As a general rule, the lighter the projectile, the more closely the experimental data follows BCA predictions under 500 eV. We know that He+ fits the BCA model

exceptionally well (Czanderna op. cit.; Nielhus op. cit.). Our Ne+ studies show experimental data with less scatter, more linearity, and better consistency with BCA single collision predictions than Ar+. This statement is consistent with the picture that Ar+ damages the target surface more than Ne+ from momentum arguments alone, making it more probable that the incoming projectile will suffer losses in traversing the upper atomic layers of the target. In addition, Ar+ and Ar0 have a much richer distribution of lower energy excited states than Ne+ or Ne0, which may favor small losses to electronic excitation in Ar more so than Ne. From a simplistic point of view, the kinetic energy of the projectile seems like it should be more easily accommodated into electronic

excitations of Ar0 or Ar+ due to the availability of more energetically lower electron states.

Next, the measured exit energies for single collision scattering events are quite close, but slightly less than BCA values in most cases. This implies that the collisions in the 50-500 eV range are indeed quite binary in nature for ion exit channels. Multiple bouncing phenomena, giving a higher than BCA exit energy, were not seen in any of our scattering experiments at 90° lab angle for the Ge, Ag, Au, and Pb targets.
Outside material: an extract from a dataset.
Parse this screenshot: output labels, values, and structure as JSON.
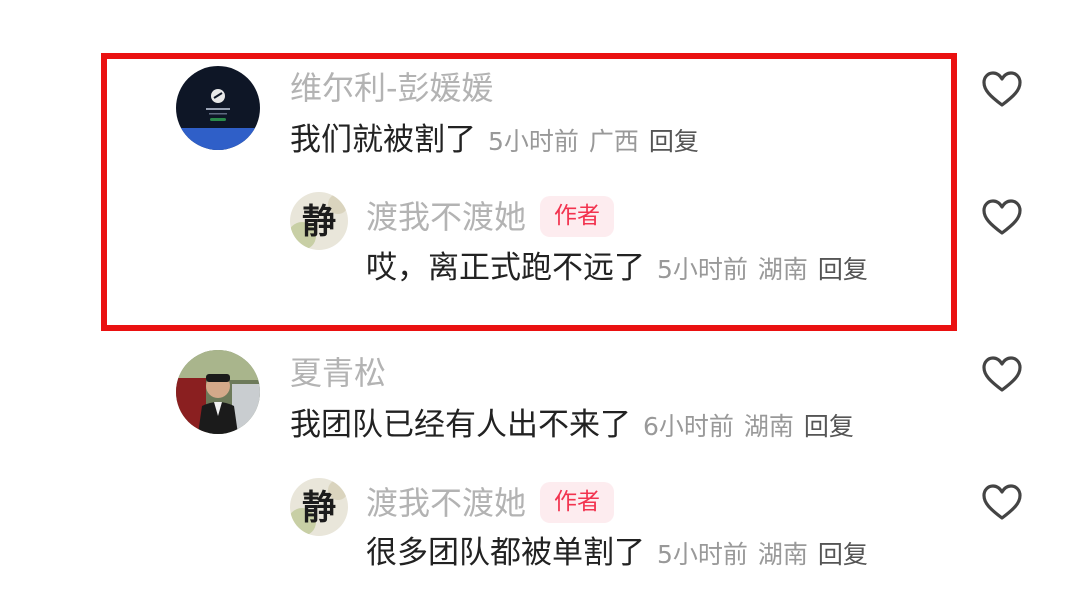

Also, the

scattered ion yield at 90° for Ne+ was usually much greater than Ar+ for most impact energies and targets tested.

Finally, we have seen mixed results for Ar+ scattering which puts our scattering work somewhere in the middle of the debate on BCA validity for Ar+. As mentioned earlier, both textbook-like agreement as well as significant deviations from single collision phenomena have been documented for Ar+ below 500 eV. In some cases, like Au and Ge (with inelasticity offset), the BCA predictions are right on for our

experimental data, while other targets give more data scatter and less than BCA values on average. Perhaps single collision events with Ar+ are mediated by damage to the target surface which affects the incoming or outgoing ion trajectory. This phenomenon would, of course, depend on the specific target material and how easy the target is to sputter.
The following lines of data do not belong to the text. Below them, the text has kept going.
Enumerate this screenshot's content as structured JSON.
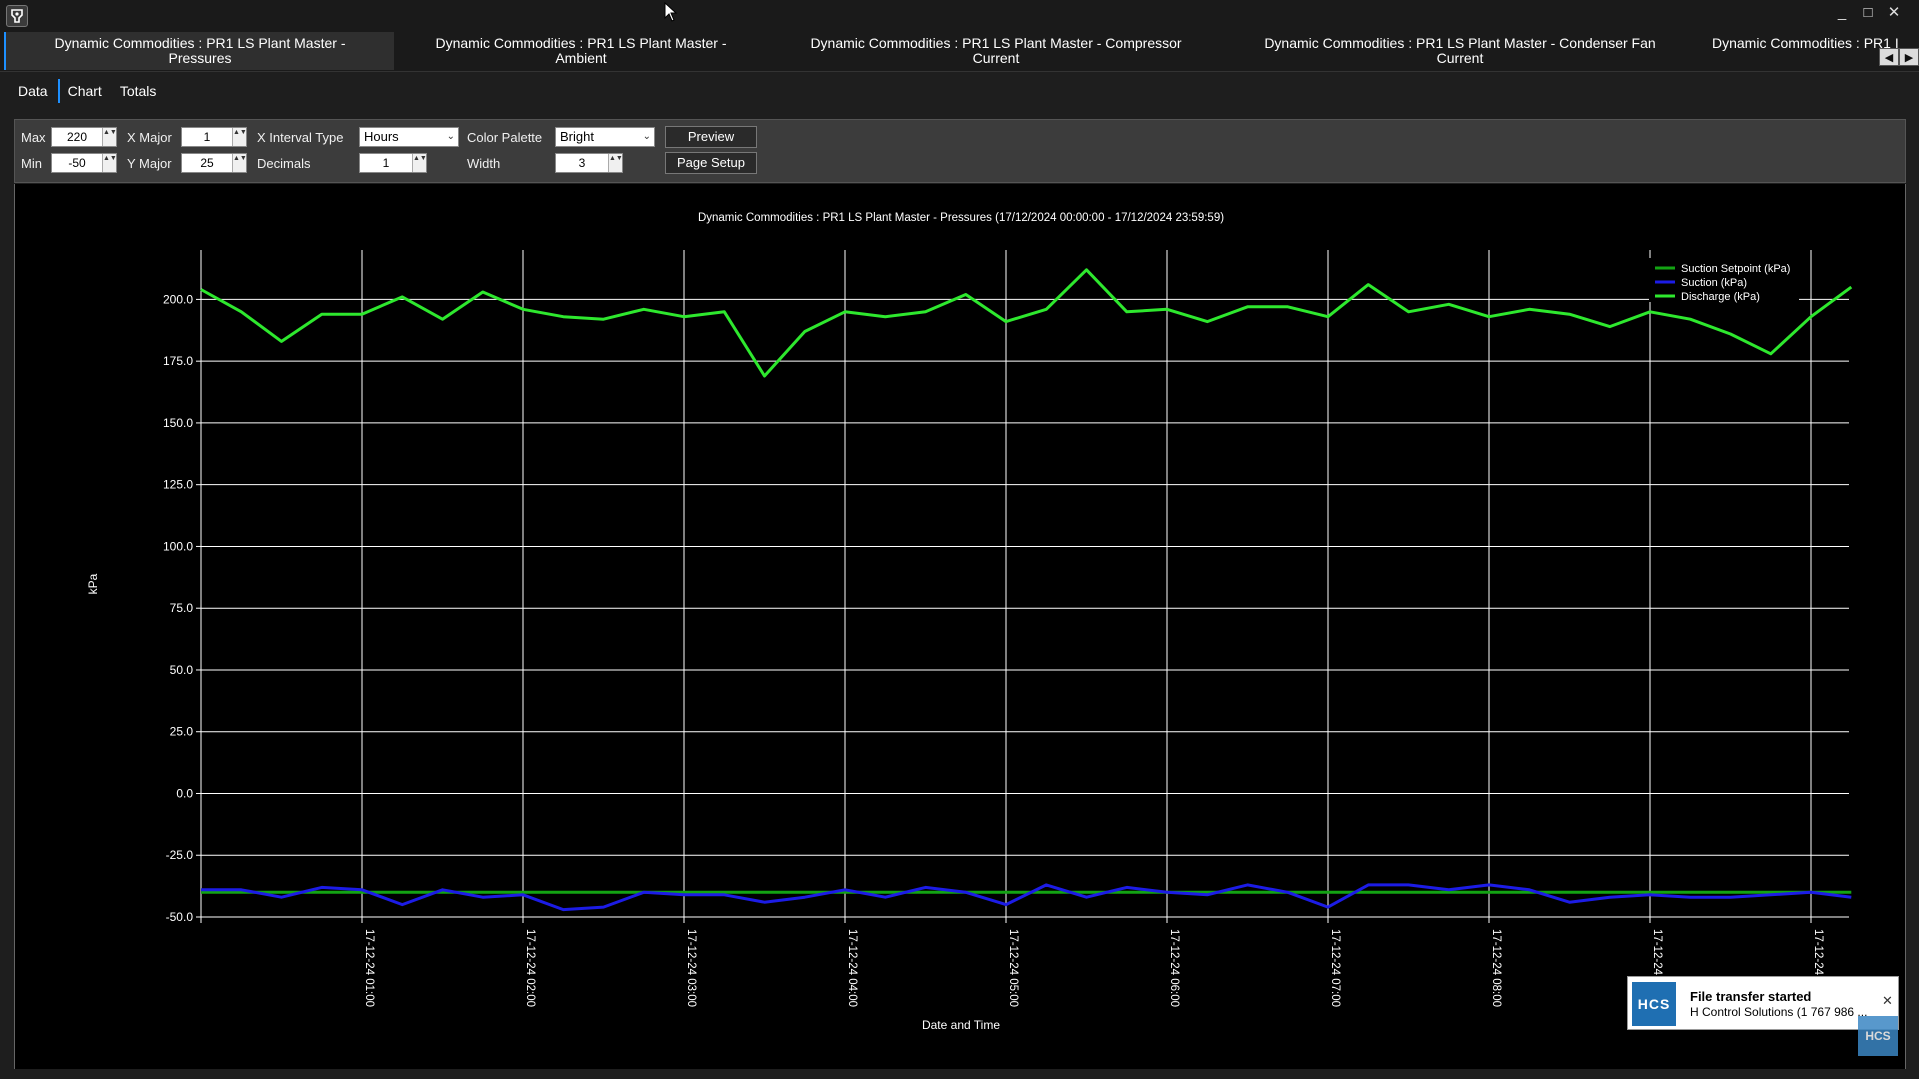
{
  "window": {
    "minimize": "_",
    "maximize": "□",
    "close": "✕"
  },
  "doc_tabs": [
    {
      "line1": "Dynamic Commodities : PR1 LS Plant Master -",
      "line2": "Pressures"
    },
    {
      "line1": "Dynamic Commodities : PR1 LS Plant Master -",
      "line2": "Ambient"
    },
    {
      "line1": "Dynamic Commodities : PR1 LS Plant Master - Compressor",
      "line2": "Current"
    },
    {
      "line1": "Dynamic Commodities : PR1 LS Plant Master - Condenser Fan",
      "line2": "Current"
    },
    {
      "line1": "Dynamic Commodities : PR1 I",
      "line2": ""
    }
  ],
  "tab_scroll": {
    "left": "◀",
    "right": "▶"
  },
  "view_tabs": [
    "Data",
    "Chart",
    "Totals"
  ],
  "toolbar": {
    "max_label": "Max",
    "max_value": "220",
    "min_label": "Min",
    "min_value": "-50",
    "xmajor_label": "X Major",
    "xmajor_value": "1",
    "ymajor_label": "Y Major",
    "ymajor_value": "25",
    "xinterval_label": "X Interval Type",
    "xinterval_value": "Hours",
    "decimals_label": "Decimals",
    "decimals_value": "1",
    "palette_label": "Color Palette",
    "palette_value": "Bright",
    "width_label": "Width",
    "width_value": "3",
    "preview_label": "Preview",
    "pagesetup_label": "Page Setup",
    "spin_arrows": "▲▼",
    "caret": "⌄"
  },
  "chart_data": {
    "type": "line",
    "title": "Dynamic Commodities : PR1 LS Plant Master - Pressures    (17/12/2024 00:00:00 - 17/12/2024 23:59:59)",
    "xlabel": "Date and Time",
    "ylabel": "kPa",
    "ylim": [
      -50,
      220
    ],
    "yticks": [
      "200.0",
      "175.0",
      "150.0",
      "125.0",
      "100.0",
      "75.0",
      "50.0",
      "25.0",
      "0.0",
      "-25.0",
      "-50.0"
    ],
    "xticks": [
      "17-12-24 01:00",
      "17-12-24 02:00",
      "17-12-24 03:00",
      "17-12-24 04:00",
      "17-12-24 05:00",
      "17-12-24 06:00",
      "17-12-24 07:00",
      "17-12-24 08:00",
      "17-12-24",
      "17-12-24"
    ],
    "x_hours": [
      0,
      0.25,
      0.5,
      0.75,
      1,
      1.25,
      1.5,
      1.75,
      2,
      2.25,
      2.5,
      2.75,
      3,
      3.25,
      3.5,
      3.75,
      4,
      4.25,
      4.5,
      4.75,
      5,
      5.25,
      5.5,
      5.75,
      6,
      6.25,
      6.5,
      6.75,
      7,
      7.25,
      7.5,
      7.75,
      8,
      8.25,
      8.5,
      8.75,
      9,
      9.25,
      9.5,
      9.75,
      10,
      10.25
    ],
    "legend_position": "top-right",
    "series": [
      {
        "name": "Suction Setpoint (kPa)",
        "color": "#13a313",
        "values": [
          -40,
          -40,
          -40,
          -40,
          -40,
          -40,
          -40,
          -40,
          -40,
          -40,
          -40,
          -40,
          -40,
          -40,
          -40,
          -40,
          -40,
          -40,
          -40,
          -40,
          -40,
          -40,
          -40,
          -40,
          -40,
          -40,
          -40,
          -40,
          -40,
          -40,
          -40,
          -40,
          -40,
          -40,
          -40,
          -40,
          -40,
          -40,
          -40,
          -40,
          -40,
          -40
        ]
      },
      {
        "name": "Suction (kPa)",
        "color": "#1c1ce6",
        "values": [
          -39,
          -39,
          -42,
          -38,
          -39,
          -45,
          -39,
          -42,
          -41,
          -47,
          -46,
          -40,
          -41,
          -41,
          -44,
          -42,
          -39,
          -42,
          -38,
          -40,
          -45,
          -37,
          -42,
          -38,
          -40,
          -41,
          -37,
          -40,
          -46,
          -37,
          -37,
          -39,
          -37,
          -39,
          -44,
          -42,
          -41,
          -42,
          -42,
          -41,
          -40,
          -42
        ]
      },
      {
        "name": "Discharge (kPa)",
        "color": "#2ee82e",
        "values": [
          204,
          195,
          183,
          194,
          194,
          201,
          192,
          203,
          196,
          193,
          192,
          196,
          193,
          195,
          169,
          187,
          195,
          193,
          195,
          202,
          191,
          196,
          212,
          195,
          196,
          191,
          197,
          197,
          193,
          206,
          195,
          198,
          193,
          196,
          194,
          189,
          195,
          192,
          186,
          178,
          193,
          205
        ]
      }
    ]
  },
  "toast": {
    "logo": "HCS",
    "title": "File transfer started",
    "message": "H Control Solutions (1 767 986 ...",
    "close": "✕"
  },
  "tray_logo": "HCS"
}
From an equipment standpoint, the entire ion beamline and product detector system have demonstrated their performance in an actual ion scattering experiment. Noble gas ion scattering on metals at low energy is dominated by high neutralization rates (at least Ar+) for the projectile ion because Auger transition rates depend

exponentially on the ion approach or exit velocity perpendicular to the surface (Neilhus op. cit.). Low impact energy greatly increases the probability for ion neutralization. Our product detector system has shown clean spectra, easily identifiable BCA-like scattering peaks, and high signal to noise for these low ion survival rate surface collisions. The system has also shown that mass-filtering, in addition to energy analysis of the ion flux leaving the target surface, can significantly clean up the scattered ion spectrum so that peak assignments are easy and subtle features like sub-surface scattering can be seen.